Supported by Ocasio-Cortez and prominent national progressives such as Sanders and Massachusetts Senator Elizabeth Warren, Bowman ran a values-based campaign that finished with the candidate telling supporters, “Our movement is designed to restore that faith, to restore that hope, to bring back the belief in what is possible, to root our values in everything we do.” Such a movement, he said, must be prepared to take on leaders of both parties. “It will be our job to hold Donald Trump accountable and to hold every elected official accountable that continues to be beholden to corporate interests, that continues to be beholden to the wealthy, that is not fighting for the poor and is not fighting for the working class in our country.”

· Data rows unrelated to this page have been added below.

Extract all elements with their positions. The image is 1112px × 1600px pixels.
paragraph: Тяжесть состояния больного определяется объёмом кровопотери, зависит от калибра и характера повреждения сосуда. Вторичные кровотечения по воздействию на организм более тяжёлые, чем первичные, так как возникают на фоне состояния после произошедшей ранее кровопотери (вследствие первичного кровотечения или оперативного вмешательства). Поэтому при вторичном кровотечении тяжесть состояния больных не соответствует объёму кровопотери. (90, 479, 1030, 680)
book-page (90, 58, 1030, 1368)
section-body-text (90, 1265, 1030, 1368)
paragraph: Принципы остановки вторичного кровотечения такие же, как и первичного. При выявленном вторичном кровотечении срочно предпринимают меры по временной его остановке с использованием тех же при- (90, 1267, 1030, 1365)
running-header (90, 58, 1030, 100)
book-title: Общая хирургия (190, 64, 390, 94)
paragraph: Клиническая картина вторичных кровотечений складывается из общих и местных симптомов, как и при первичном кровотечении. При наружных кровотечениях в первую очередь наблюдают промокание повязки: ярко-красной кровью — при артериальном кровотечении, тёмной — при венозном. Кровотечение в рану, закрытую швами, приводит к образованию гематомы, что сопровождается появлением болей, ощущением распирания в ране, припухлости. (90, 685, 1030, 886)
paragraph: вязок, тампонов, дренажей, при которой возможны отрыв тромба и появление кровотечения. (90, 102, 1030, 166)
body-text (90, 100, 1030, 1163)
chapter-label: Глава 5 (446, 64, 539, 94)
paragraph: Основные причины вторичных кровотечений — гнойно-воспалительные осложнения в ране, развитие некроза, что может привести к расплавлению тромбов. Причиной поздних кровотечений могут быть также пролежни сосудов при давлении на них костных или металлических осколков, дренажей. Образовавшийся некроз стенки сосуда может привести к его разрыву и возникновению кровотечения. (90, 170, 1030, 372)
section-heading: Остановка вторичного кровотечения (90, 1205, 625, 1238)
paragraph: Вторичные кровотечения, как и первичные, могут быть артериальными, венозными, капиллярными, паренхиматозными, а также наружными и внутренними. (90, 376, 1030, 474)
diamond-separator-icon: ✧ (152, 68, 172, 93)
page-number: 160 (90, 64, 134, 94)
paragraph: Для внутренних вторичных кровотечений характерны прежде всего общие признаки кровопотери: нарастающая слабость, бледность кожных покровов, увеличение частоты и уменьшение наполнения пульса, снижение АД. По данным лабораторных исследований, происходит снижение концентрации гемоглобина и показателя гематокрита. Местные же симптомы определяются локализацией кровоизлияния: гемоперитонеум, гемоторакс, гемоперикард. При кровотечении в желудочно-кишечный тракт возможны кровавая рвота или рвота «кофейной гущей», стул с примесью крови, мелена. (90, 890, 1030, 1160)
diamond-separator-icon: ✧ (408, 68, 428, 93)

In the suburban 17th district, Mondaire Jones, a 33-year-old lawyer who was also endorsed by Warren, Sanders, and AOC, was accepting congratulations for moving significantly ahead of a crowded field in the race for the Democratic nomination for the open seat of retiring House Appropriations Committee chair Nita Lowry. “I have talked about big structural changes,” he told supporters Tuesday night, adding that “sometimes an idea is so powerful that it becomes an unstoppable force: a movement!” Jones, who could become the first openly gay African American member of Congress, told the crowd, “This is for [former Texas US representative] Barbara Jordan, that powerful voice in the United States House of Representatives who could not live an authentic life. This is for Bayard Rustin, the architect of the March on Washington, who could not publicly be associated with Martin Luther King because of the scandal of who he loved. This is for [former San Francisco Supervisor] Harvey Milk, who literally died as a pioneer for people like me. I am so grateful to the folks on whose shoulders I stand.”

On a night that saw progressives pulling ahead in congressional and legislative primaries all over New York—some with support from AOC; some, like 32-year-old South Bronx congressional candidate Ritchie Torres, without it—these breakthrough bids by young contenders who have pushed the boundaries of traditional politics were confirming that what happened in 2018 was not a fluke. There is a change taking place in our politics. New ideas are being adopted. New coalitions are being built.

Nowhere was that more true than in Kentucky, where US Senate candidate Charles Booker was holding his own in a race for the Democratic nomination to take on Mitch McConnell. With days to go before the count is complete, the African American state legislator was just 4,000 votes behind Amy McGrath, the candidate tapped by Democratic leaders in Washington to take on the Senate majority leader. Booker’s hopes rest on the fact that two of the counties where he is expected to run strongest, Jefferson (Louisville) and Fayette (Lexington), are not expected to release results until Tuesday, June 30, when all mail-in ballots are counted.

With the prospect of an electoral windfall coming his way, Booker was celebrating Tuesday night with supporters who hailed the 35-year African American legislator’s vision of a movement that unites African Americans in his hometown of Louisville with rural white voters “from the hood to the holler.”

“We are on the verge of something big. We are making History, Herstory, Theirstory, Ourstory…in real time,” announced Booker. “The results are coming in, and we are fired up. It may take a couple days for the final vote, but we are ready to bring this home.”

Unlike in the New York contests, where a Democratic primary victory virtually assures election in November, the biggest fight for Booker is yet to come. But he is confident that this new politics will prevail. “Only a movement can beat Mitch McConnell,” he argues. “We are the people he has ignored for decades. Black, Brown, and White Kentuckians, from the hood to the holler, we are rising up. We were so invisible to him, he never saw us coming.”